As we saw in the last section, strings with format item tokens cause the generation of methods taking one or more parameters. If a string contains no format item tokens, there is no need to generate a method: a property is more appropriate. Thus, a string with no format tokens will trigger the generation of code like the following:
Public Shared ReadOnly Property StringWithNoParams As String
Get
Return resources.GetString("StringWithNoParams")
End Get
End Property
or:
public static string StringWithNoParams {
get {
return resources.GetString("StringWithNoParams");
}
}
When you edit a .resx file in Visual Studio .NET or your text editor of choice, there is nothing to prevent you from using the same string name for more than one string. However, this is almost certainly a bug, since there is no way to retrieve more than one string with a given name using a ResourceManager
. Because of this, StringClassGen.exe tracks the list of used names and returns an error if the same name is used more than once in the resource file.
StringClassGen Usage
The behavior of StringClassGen.exe may be controlled by several command-line arguments:
- (-vb|-cs) - The language of the generated code, either VB.NET or C#. The default is C#.
- (-c) - Specifies to output .resx file comments as
<summary>
comments for the generated properties and methods, instead of using them to group strings into inner classes. If you choose this option, all of your strings will be defined in the top-level class. The default is to have this option off.
- (-ns namespacename) - The namespace that the generated top-level string class lives in. The default is the name of the resource file (minus extension) suffixed with the string "Namespace".
- (-ic|-cuic|-cc) - Use
InvariantCulture
, CurrentUICulture
, or CurrentCulture
as default format provider (defaults to InvariantCulture
).
- (-class classname) - The name of the generated string class, which defaults to the name of the resource file minus extension.
- (-out outfilename) - The name of the generated file. If this option is omitted, output is sent to standard out.
You should add the StringClassGen-generated source file(s) to your assembly, compiling them along with the rest of your source code. Depending on the build tools you are employing, you may want to establish a dependency so that StringClassGen only runs if the .resx file is newer than the source file.

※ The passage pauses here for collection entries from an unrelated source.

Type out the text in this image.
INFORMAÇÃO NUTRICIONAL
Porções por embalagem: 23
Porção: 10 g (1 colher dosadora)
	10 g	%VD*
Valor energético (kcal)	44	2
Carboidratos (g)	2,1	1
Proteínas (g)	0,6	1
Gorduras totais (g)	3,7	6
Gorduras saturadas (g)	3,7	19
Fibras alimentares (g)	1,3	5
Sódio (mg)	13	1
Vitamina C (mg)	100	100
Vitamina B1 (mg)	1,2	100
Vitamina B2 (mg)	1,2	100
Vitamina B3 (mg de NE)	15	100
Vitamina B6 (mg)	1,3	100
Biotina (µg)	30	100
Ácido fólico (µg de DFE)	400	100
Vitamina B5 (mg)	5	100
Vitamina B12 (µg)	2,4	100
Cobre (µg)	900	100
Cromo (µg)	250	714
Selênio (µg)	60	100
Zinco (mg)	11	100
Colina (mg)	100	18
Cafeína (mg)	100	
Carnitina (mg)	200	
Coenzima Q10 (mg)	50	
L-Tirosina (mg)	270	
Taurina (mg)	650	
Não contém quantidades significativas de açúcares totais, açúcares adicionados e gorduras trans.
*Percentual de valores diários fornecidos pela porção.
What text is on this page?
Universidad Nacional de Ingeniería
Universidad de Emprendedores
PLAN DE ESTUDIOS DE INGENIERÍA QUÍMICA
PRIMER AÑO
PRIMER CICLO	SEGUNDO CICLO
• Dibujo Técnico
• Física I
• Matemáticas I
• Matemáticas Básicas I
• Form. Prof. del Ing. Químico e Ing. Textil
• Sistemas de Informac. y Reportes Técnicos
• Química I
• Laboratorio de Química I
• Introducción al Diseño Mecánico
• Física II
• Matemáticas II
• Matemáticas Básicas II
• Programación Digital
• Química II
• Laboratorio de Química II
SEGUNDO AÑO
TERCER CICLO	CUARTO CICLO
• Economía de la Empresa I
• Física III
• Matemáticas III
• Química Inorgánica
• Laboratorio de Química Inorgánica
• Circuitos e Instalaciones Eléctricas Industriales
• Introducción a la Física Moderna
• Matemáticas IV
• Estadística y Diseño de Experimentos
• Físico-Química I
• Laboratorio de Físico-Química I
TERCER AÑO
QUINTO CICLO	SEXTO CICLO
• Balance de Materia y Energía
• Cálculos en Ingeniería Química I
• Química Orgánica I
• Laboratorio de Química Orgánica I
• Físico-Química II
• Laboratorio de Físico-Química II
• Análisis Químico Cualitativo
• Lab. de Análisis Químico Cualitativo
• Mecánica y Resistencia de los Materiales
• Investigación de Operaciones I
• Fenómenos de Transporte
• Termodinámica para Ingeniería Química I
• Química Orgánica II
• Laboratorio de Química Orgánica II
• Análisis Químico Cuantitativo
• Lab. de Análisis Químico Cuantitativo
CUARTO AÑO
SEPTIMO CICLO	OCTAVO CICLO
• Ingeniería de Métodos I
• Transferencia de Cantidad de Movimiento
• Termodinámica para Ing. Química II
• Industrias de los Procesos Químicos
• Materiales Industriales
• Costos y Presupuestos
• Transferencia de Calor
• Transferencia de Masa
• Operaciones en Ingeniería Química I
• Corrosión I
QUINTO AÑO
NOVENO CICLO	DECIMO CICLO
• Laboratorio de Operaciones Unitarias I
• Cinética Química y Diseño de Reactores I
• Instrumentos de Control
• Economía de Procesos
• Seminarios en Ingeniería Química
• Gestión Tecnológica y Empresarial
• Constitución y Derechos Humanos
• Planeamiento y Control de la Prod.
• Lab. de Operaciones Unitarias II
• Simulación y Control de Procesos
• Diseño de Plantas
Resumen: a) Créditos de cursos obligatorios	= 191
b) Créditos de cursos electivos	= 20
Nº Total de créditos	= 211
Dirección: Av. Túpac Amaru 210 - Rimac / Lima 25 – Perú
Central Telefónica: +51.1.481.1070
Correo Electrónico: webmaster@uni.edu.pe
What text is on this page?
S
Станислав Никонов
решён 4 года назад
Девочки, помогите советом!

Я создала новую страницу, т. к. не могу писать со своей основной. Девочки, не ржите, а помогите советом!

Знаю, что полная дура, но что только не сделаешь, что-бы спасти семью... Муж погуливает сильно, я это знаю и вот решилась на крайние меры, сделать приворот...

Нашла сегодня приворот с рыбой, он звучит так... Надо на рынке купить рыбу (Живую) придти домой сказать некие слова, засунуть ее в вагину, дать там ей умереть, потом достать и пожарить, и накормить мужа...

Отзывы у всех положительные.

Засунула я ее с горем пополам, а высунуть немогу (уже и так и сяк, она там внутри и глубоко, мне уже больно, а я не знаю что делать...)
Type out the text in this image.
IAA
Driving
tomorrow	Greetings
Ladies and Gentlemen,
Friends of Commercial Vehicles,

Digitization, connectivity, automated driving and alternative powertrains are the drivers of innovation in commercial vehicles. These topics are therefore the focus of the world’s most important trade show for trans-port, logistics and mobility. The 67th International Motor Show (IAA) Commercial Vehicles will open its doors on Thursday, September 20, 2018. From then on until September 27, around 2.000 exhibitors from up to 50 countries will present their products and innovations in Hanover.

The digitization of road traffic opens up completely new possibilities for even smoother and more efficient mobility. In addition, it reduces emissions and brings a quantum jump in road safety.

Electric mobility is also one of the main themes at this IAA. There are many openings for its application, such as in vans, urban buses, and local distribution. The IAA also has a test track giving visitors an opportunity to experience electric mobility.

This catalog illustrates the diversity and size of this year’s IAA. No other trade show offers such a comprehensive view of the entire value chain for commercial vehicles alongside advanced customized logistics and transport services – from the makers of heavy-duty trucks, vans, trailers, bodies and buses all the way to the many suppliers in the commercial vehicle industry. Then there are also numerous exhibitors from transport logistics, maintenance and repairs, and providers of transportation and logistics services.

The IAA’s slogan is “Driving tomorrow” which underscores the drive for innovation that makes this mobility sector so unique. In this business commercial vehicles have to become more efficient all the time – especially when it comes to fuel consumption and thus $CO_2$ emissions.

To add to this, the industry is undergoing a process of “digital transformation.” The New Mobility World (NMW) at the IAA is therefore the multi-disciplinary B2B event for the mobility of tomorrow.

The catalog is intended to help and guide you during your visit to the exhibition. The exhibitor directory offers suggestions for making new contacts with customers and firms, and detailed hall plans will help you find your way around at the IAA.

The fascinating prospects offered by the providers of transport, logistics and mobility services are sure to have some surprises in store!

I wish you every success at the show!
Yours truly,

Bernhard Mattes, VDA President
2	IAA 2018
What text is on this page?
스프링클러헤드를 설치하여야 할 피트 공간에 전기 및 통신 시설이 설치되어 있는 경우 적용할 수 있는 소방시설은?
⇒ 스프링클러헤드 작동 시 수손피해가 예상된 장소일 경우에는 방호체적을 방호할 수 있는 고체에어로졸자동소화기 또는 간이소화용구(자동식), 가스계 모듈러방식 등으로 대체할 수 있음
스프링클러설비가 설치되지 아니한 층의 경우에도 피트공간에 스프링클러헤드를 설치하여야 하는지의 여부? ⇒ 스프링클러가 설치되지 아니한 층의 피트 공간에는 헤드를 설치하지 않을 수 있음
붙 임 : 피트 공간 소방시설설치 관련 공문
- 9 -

If you are having difficulties using the generated source code, the most likely problem is that you are providing the wrong namespace (-ns) to StringClassGen. This has the effect of causing an exception the first time you access the resource manager. Visual Studio .NET, by default, places resources from project-included .resx files into the default namespace for the project, which is configurable in the project properties. Chances are, you want to pass this as the -ns parameter to StringClassGen. (You can verify the name of your specific resource by examining your assembly manifest in ildasm.exe. An exact explanation of this process is beyond the scope of this article, however.)
Demo Project
Included in the download are sample applications in Visual Basic .NET and C# that load a few strings from the resource using StringClassGen-generated classes. In each application, you can switch between using inner classes or not by defining to true the conditional compilation directive "INNERCLASSES
", and including an appropriate version of the generated TestStringResource.cs/TestStringResource.vb. Here are the sample command lines for generating the files (relative to the build-output directory for StringClassGen):
- C#, INNERCLASSES: StringClassGen.exe ..\TestStringResource.resx -cs -ns CSTestApplication -out ..\CSTestApplication\TestStringResource
- C#, no INNERCLASSES: StringClassGen.exe ..\TestStringResource.resx -cs -c -ns CSTestApplication -out ..\CSTestApplication\TestStringResource
- VB, INNERCLASSES: StringClassGen.exe ..\TestStringResource.resx -vb -ns VBTestApplication -out ..\VBTestApplication\TestStringResource
- VB, no INNERCLASSES: StringClassGen.exe ..\TestStringResource.resx -vb -c -ns VBTestApplication -out ..\VBTestApplication\TestStringResource
History
- Initial release: 01/02/2005.
- Allows selection of default format provider: 01/25/2005.